遠くでチカチカと意地悪に点滅する信号に願いをかける。もし、赤信号になったら、とびきりの笑顔でおはようって言うんだ。

風が耳元で鳴る。紺色のスカートは大きく翻っている。でも今は、そんなことどうでもいい。遠くの信号は、点滅を繰り返すと、優しく微笑むかのようにすぐに赤信号に変わった。ここの赤信号はとびきり長いことで有名なのだ。

「お、おはよう!!」

彼の隣に些かあわただしく立止まると、いつも練習していたとびきりの笑顔で彼の顔を覗き込んだ。いつも以上に寝癖のついた髪の毛がくるりとこちらを向く。

「おはよ、小夜子ちゃん」

眠たげな瞼をこすり、イヤフォンを耳から外すと、くしゃりと私に笑いかける。思わず蘇る彼と出会った小春日和の放課後。あの時もこんな風にくしゃりと笑って、私の名前を呼んだっけな。

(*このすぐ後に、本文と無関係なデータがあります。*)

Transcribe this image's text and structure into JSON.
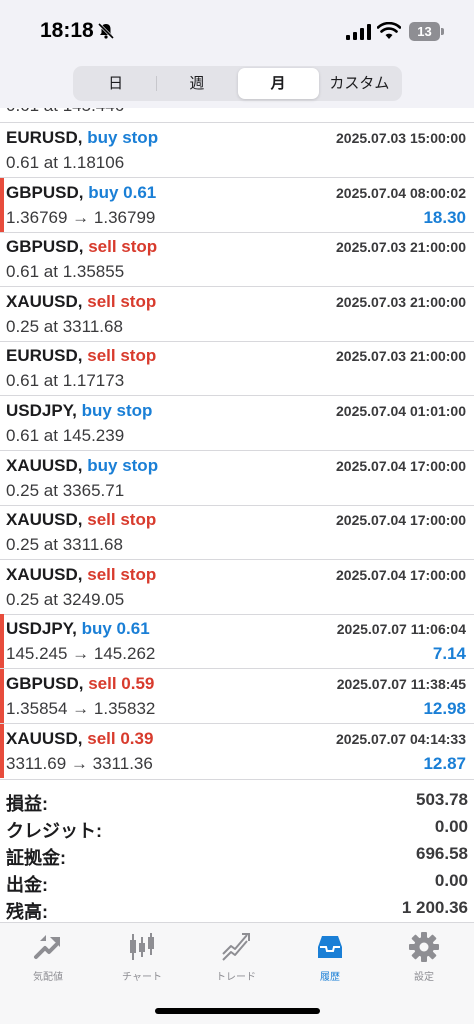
{
  "status_bar": {
    "time": "18:18",
    "battery": "13"
  },
  "segmented": [
    {
      "label": "日",
      "active": false
    },
    {
      "label": "週",
      "active": false
    },
    {
      "label": "月",
      "active": true
    },
    {
      "label": "カスタム",
      "active": false
    }
  ],
  "partial_row": "0.61 at 145.446",
  "orders": [
    {
      "symbol": "EURUSD,",
      "type": "buy stop",
      "type_color": "buy",
      "date": "2025.07.03 15:00:00",
      "detail": "0.61 at 1.18106",
      "profit": "",
      "deal": false
    },
    {
      "symbol": "GBPUSD,",
      "type": "buy 0.61",
      "type_color": "buy",
      "date": "2025.07.04 08:00:02",
      "detail": "1.36769 → 1.36799",
      "profit": "18.30",
      "deal": true
    },
    {
      "symbol": "GBPUSD,",
      "type": "sell stop",
      "type_color": "sell",
      "date": "2025.07.03 21:00:00",
      "detail": "0.61 at 1.35855",
      "profit": "",
      "deal": false
    },
    {
      "symbol": "XAUUSD,",
      "type": "sell stop",
      "type_color": "sell",
      "date": "2025.07.03 21:00:00",
      "detail": "0.25 at 3311.68",
      "profit": "",
      "deal": false
    },
    {
      "symbol": "EURUSD,",
      "type": "sell stop",
      "type_color": "sell",
      "date": "2025.07.03 21:00:00",
      "detail": "0.61 at 1.17173",
      "profit": "",
      "deal": false
    },
    {
      "symbol": "USDJPY,",
      "type": "buy stop",
      "type_color": "buy",
      "date": "2025.07.04 01:01:00",
      "detail": "0.61 at 145.239",
      "profit": "",
      "deal": false
    },
    {
      "symbol": "XAUUSD,",
      "type": "buy stop",
      "type_color": "buy",
      "date": "2025.07.04 17:00:00",
      "detail": "0.25 at 3365.71",
      "profit": "",
      "deal": false
    },
    {
      "symbol": "XAUUSD,",
      "type": "sell stop",
      "type_color": "sell",
      "date": "2025.07.04 17:00:00",
      "detail": "0.25 at 3311.68",
      "profit": "",
      "deal": false
    },
    {
      "symbol": "XAUUSD,",
      "type": "sell stop",
      "type_color": "sell",
      "date": "2025.07.04 17:00:00",
      "detail": "0.25 at 3249.05",
      "profit": "",
      "deal": false
    },
    {
      "symbol": "USDJPY,",
      "type": "buy 0.61",
      "type_color": "buy",
      "date": "2025.07.07 11:06:04",
      "detail": "145.245 → 145.262",
      "profit": "7.14",
      "deal": true
    },
    {
      "symbol": "GBPUSD,",
      "type": "sell 0.59",
      "type_color": "sell",
      "date": "2025.07.07 11:38:45",
      "detail": "1.35854 → 1.35832",
      "profit": "12.98",
      "deal": true
    },
    {
      "symbol": "XAUUSD,",
      "type": "sell 0.39",
      "type_color": "sell",
      "date": "2025.07.07 04:14:33",
      "detail": "3311.69 → 3311.36",
      "profit": "12.87",
      "deal": true
    }
  ],
  "summary": [
    {
      "label": "損益:",
      "value": "503.78"
    },
    {
      "label": "クレジット:",
      "value": "0.00"
    },
    {
      "label": "証拠金:",
      "value": "696.58"
    },
    {
      "label": "出金:",
      "value": "0.00"
    },
    {
      "label": "残高:",
      "value": "1 200.36"
    }
  ],
  "tabs": [
    {
      "label": "気配値",
      "icon": "quotes-icon",
      "active": false
    },
    {
      "label": "チャート",
      "icon": "chart-icon",
      "active": false
    },
    {
      "label": "トレード",
      "icon": "trade-icon",
      "active": false
    },
    {
      "label": "履歴",
      "icon": "history-icon",
      "active": true
    },
    {
      "label": "設定",
      "icon": "settings-icon",
      "active": false
    }
  ],
  "colors": {
    "buy": "#1a7fd6",
    "sell": "#d83b2d",
    "deal_marker": "#e74c3c",
    "tab_active": "#1a7fd6",
    "tab_inactive": "#8e8e93"
  }
}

こころの奥のそのまた奥深くを根こそぎ持っていかれるような感覚。こんな風に私は恋に落ちたんだ。

「な、なに聞いてたのー?」

透き通るような茶色の瞳に何もかも見透かされそうで、思わず話題を変える。いつの間にか自転車を降りた彼は、聞いていたイヤフォンの片側を私の耳にそっと当てる。

「絶対に小夜子ちゃんが好きな歌」

そう言ってまた、わたしにくしゃりと笑いかける。イヤフォンを当てた彼の指が、髪をかけた私の耳に当たって思わず下を向いた。

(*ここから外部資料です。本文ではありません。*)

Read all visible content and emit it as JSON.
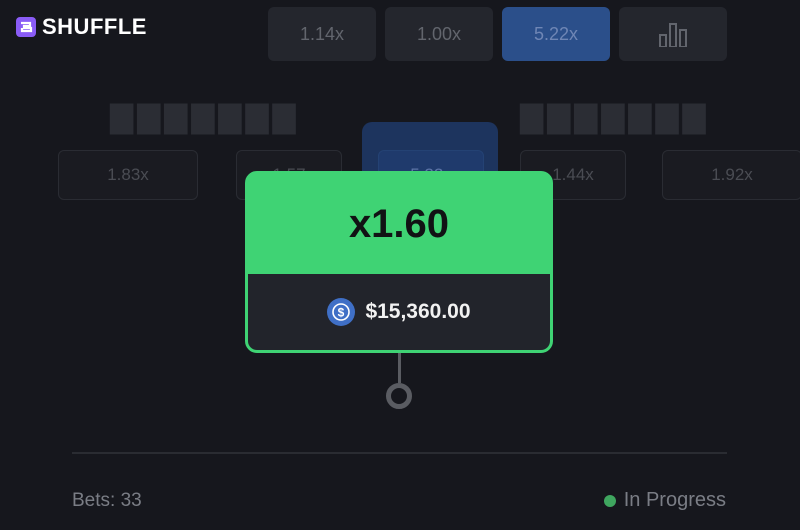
{
  "brand": {
    "name": "SHUFFLE",
    "color": "#8a5cf6"
  },
  "top_tabs": [
    {
      "label": "1.14x",
      "active": false
    },
    {
      "label": "1.00x",
      "active": false
    },
    {
      "label": "5.22x",
      "active": true
    },
    {
      "label": "",
      "icon": "bar-chart-icon",
      "active": false
    }
  ],
  "multiplier_row": [
    "1.83x",
    "1.57",
    "5.22x",
    "1.44x",
    "1.92x"
  ],
  "popup": {
    "multiplier": "x1.60",
    "amount": "$15,360.00",
    "currency_icon": "usdc-coin-icon",
    "accent": "#3fd374"
  },
  "footer": {
    "bets": "Bets: 33",
    "status": "In Progress",
    "status_color": "#3fa65f"
  }
}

心臓が今にも口から飛び出してきそうで、君の行動はいつも予測不可能。こんな調子だから、君のこともっともっと好きになっちゃうんだ。

回り道したくなる学校までの10分間。イヤフォンから流れる曲を聴きながら、同じ歩幅で歩きだす。真夏の空の下、私の恋が駆け出していく。